Like so many of his generation Leslie Howard served in the Army during the First World War but was invalided out in 1916 after suffering from shell shock. Acting was suggested as a way of recovery. Despite his success in Hollywood (and on Broadway) and an affinity with the United States Howard remained ever patriotic, always speaking highly of his home country. When the Second World War began he returned to Britain and became heavily involved in the war effort (an action that would eventually lead to his demise), creating two of his most famous films "Pimpernel" Smith and The First of the Few as well as giving lectures, writing articles and delivering radio broadcasts. While several of his expatriate co-stars also returned to do their bit, Leslie Howard's brand of loyalty to me always seemed something different, something more - a kind of thoughtful patriotism perhaps best illustrated in this quote:
Britain's destiny ... has been to uphold tolerance in religion, thought, speech, and race--the mainspring of democracy. We have still far to travel on the road to true democracy, but ... Britain, with her great gifts and strange inconsistencies had helped populate five continents and shown that the white man and the coloured man can live in peace together. We have also taken the Roman ideal of just administration, the Greek ideal of democracy and freedom of art, and the French tradition of the family unit, along with the Norse courage and loyalty and the Christian faith. Like all people, we have made some mistakes and have committed some crimes during our history, but we can say that we have built something worthy of our defence. We can look at our record without shame.

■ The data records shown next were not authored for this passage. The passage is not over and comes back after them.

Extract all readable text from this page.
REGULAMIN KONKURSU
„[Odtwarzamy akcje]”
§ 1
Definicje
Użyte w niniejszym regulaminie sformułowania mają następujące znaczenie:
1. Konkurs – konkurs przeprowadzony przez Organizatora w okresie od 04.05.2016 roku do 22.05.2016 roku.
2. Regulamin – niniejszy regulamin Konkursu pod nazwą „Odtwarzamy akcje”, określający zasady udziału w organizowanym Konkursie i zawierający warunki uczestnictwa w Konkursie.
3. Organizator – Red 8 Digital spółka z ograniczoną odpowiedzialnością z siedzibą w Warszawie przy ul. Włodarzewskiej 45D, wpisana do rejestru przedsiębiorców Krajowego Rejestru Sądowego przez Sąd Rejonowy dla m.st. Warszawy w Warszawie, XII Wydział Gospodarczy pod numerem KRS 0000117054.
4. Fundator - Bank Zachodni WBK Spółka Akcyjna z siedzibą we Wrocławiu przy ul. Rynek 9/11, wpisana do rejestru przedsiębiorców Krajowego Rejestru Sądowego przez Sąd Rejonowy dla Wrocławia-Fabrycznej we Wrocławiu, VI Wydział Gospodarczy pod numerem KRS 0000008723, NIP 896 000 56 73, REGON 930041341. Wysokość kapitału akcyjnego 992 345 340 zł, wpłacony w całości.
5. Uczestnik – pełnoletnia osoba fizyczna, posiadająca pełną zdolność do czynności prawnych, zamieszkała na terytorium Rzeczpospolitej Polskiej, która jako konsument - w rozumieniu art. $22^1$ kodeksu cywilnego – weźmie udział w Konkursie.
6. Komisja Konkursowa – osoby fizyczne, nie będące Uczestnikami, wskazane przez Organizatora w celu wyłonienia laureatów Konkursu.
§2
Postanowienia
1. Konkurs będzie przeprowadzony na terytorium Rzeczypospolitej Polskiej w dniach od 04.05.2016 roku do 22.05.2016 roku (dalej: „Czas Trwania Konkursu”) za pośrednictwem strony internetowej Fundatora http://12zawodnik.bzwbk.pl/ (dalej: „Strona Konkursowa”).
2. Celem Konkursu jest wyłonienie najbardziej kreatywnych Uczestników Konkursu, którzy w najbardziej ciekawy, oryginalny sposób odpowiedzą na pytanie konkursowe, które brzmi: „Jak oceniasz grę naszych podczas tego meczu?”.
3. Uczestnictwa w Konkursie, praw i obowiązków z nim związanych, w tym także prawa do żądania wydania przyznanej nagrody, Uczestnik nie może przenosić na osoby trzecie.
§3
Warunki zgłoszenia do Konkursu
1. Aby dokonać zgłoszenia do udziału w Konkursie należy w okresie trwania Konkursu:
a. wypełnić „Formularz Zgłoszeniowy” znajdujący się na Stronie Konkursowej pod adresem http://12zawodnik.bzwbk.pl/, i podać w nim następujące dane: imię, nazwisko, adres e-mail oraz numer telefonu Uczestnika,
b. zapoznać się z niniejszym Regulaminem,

To return to Howard's general appearance and demeanour (both on and off camera) - has anyone ever looked better wearing round-rimmed spectacles, stout tweeds or standing on a foggy railway platform wearing an overcoat with turned-up collar and a carelessly-donned trilby? Even better is that this is a look that can be more easily achieved than any that has come before, as it revels in the fact that fastidiousness and exactitude are not necessarily required. The slightly wild spearpoint collar doing battle with the v-neck of a sleeveless pullover topped off with a heavy tweed jacket, the aforementioned trilby sitting atop one's head. If you can cultivate a slightly detached dreaminess (or just be blessed with it) even the smartness of evening wear (or period costume should you want to emulate Howard's Sir Percy Blakeney or Ashley Wilkes!) should not pose a difficulty. Maybe that is another reason why I admire Leslie Howard - for being a natural Englishman who one can not only look up to but also come close to imitating. Only close, mind you, for as with all my Style Icons Leslie Howard is ultimately the embodiment of gentlemanliness.